A segunda-feira foi uma maratona de perguntas e respostas para Dilma. Ao final do dia, a ex-presidente evitava se alongar em respostas. O motivo era simples: sua voz estava acabando. Em certo momento, ela disse preferir não fazer uma pausa, já que a qualquer momento ficaria incapaz de continuar falando com senadores.
Enquanto no Senado a conversa era civilizada (ao menos na maior parte do tempo), fora o clima era outro. Em São Paulo, manifestantes contra o impeachment e a Polícia Militar entraram em confronto na Avenida Paulista. Na foto, o protesto aconteceu na segunda-feira. No dia seguinte, as cenas se repetiram.
O dia 30 de agosto foi marcado pelas sustentações finais da acusação e da defesa. Na imagem, Janaína Paschoal dá suas últimas palavras no julgamento de Dilma Rousseff. Na ocasião, ela atribuiu a Deus a composição de todo o processo.

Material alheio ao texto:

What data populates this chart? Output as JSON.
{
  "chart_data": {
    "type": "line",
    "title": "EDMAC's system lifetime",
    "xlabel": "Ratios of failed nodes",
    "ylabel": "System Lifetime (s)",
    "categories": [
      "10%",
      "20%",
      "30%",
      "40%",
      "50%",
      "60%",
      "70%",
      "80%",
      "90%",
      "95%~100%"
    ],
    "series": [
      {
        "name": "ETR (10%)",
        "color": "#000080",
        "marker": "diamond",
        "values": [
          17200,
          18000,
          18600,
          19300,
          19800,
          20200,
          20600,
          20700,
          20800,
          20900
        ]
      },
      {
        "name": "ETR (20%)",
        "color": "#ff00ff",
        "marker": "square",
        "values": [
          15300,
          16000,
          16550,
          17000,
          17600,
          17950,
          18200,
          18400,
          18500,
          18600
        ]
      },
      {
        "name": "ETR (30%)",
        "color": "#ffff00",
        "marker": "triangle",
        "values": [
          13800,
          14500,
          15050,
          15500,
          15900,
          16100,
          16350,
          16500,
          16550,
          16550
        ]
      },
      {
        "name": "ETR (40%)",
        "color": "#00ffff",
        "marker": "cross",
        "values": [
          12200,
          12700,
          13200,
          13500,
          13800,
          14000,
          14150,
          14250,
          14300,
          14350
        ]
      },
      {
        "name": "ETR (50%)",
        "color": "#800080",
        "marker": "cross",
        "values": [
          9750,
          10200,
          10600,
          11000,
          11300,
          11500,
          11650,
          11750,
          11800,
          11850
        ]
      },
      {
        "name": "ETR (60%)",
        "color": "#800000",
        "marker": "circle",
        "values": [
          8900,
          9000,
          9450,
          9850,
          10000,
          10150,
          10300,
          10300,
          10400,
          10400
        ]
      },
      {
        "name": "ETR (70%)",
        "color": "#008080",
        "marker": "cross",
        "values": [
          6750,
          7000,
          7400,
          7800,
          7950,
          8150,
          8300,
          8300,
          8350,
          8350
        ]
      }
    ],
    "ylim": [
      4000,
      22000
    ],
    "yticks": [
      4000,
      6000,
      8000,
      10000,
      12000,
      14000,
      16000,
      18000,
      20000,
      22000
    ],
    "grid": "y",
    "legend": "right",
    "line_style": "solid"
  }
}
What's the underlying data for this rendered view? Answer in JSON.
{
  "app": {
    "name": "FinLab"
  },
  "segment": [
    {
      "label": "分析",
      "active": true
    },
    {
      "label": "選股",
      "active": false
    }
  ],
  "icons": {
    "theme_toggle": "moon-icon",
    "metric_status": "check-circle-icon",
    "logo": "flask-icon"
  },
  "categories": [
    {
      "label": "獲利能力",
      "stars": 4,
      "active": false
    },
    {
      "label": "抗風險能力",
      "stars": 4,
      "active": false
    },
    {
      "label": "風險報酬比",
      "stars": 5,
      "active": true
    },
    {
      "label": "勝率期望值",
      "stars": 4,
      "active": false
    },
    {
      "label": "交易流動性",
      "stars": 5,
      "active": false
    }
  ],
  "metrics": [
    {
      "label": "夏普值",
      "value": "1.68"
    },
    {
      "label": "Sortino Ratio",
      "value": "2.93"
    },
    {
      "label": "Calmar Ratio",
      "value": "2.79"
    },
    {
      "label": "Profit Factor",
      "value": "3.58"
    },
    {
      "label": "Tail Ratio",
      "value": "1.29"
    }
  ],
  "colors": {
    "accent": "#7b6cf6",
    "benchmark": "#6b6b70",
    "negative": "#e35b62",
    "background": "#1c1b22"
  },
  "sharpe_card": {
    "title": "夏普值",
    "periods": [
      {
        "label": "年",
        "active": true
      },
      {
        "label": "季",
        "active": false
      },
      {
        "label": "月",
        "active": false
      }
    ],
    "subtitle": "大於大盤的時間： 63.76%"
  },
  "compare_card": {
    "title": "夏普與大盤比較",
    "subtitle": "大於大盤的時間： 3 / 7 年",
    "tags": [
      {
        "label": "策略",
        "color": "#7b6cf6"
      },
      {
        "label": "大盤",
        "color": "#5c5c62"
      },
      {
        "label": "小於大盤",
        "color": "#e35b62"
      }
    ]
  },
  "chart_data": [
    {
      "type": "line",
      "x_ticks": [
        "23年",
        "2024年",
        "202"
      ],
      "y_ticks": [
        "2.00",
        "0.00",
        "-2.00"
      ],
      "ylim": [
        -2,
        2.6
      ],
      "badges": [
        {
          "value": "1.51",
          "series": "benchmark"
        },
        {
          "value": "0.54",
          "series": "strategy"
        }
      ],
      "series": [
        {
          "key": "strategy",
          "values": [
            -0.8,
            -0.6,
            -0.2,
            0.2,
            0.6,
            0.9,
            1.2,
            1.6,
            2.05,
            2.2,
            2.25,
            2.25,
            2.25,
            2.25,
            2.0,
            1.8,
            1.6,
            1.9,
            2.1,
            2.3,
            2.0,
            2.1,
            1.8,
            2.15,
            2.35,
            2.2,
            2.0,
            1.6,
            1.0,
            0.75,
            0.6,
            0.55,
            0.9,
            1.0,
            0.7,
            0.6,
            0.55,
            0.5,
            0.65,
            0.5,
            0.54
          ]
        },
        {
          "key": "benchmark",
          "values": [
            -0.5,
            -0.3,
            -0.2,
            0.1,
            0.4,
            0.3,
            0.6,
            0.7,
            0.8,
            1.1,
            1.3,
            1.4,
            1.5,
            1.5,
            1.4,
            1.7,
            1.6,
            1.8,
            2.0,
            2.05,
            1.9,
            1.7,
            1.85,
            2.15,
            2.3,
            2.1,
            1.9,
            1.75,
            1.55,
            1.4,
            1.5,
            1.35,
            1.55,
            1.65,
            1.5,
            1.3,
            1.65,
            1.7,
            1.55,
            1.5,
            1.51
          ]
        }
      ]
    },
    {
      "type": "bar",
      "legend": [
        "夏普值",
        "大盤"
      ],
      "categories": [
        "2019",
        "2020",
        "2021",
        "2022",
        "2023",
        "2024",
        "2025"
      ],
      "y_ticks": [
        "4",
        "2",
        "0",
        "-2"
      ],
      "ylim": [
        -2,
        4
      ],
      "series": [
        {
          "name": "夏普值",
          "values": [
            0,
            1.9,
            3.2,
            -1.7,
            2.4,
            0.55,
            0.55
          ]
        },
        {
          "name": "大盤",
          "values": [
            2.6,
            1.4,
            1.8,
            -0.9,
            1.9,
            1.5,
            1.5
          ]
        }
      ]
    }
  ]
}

Também no dia 30 de agosto, terça-feira, José Eduardo Cardozo fez sua sustentação de defesa. Ele foi elogiado por membros do PT. Mesmo assim, ele não foi capaz de virar o jogo e mudar os votos de muitos senadores. Na manhã do dia seguinte, o Brasil veria que os votos necessários para a cassação de Dilma seriam dados.
A quarta-feira dia 31 de agosto foi o grande dia. 81 senadores deram seus votos sobre se Dilma havia infringido a lei de responsabilidade fiscal durante seu mandato. O resultado final foi 61 votos a favor do impeachment e 20 votos contra. O efeito: Dilma sofreu impeachment e não poderá completar os quatro anos no poder.
A Avenida Paulista, em São Paulo, foi tomada por pessoas comemorando o resultado. A avenida foi palco de algumas das principais manifestações políticas contra (e a favor) de Dilma Rousseff ao longo dos últimos meses.
Após o resultado, Dilma Rousseff fez um pronunciamento ao país. Nele, a ex-presidente sustentou a tese de que houve um golpe parlamentar. "Por mais de 13 anos, realizamos com sucesso um projeto que promoveu a maior inclusão social e redução de desigualdades da história de nosso País", disse. Veja o pronunciamento na íntegra aqui.
Após a votação, Michel Temer compareceu ao plenário do Senado. Lá, tomou posse como presidente em definitivo do Brasil. Durante a tarde, o presidente fez a primeira reunião ministerial.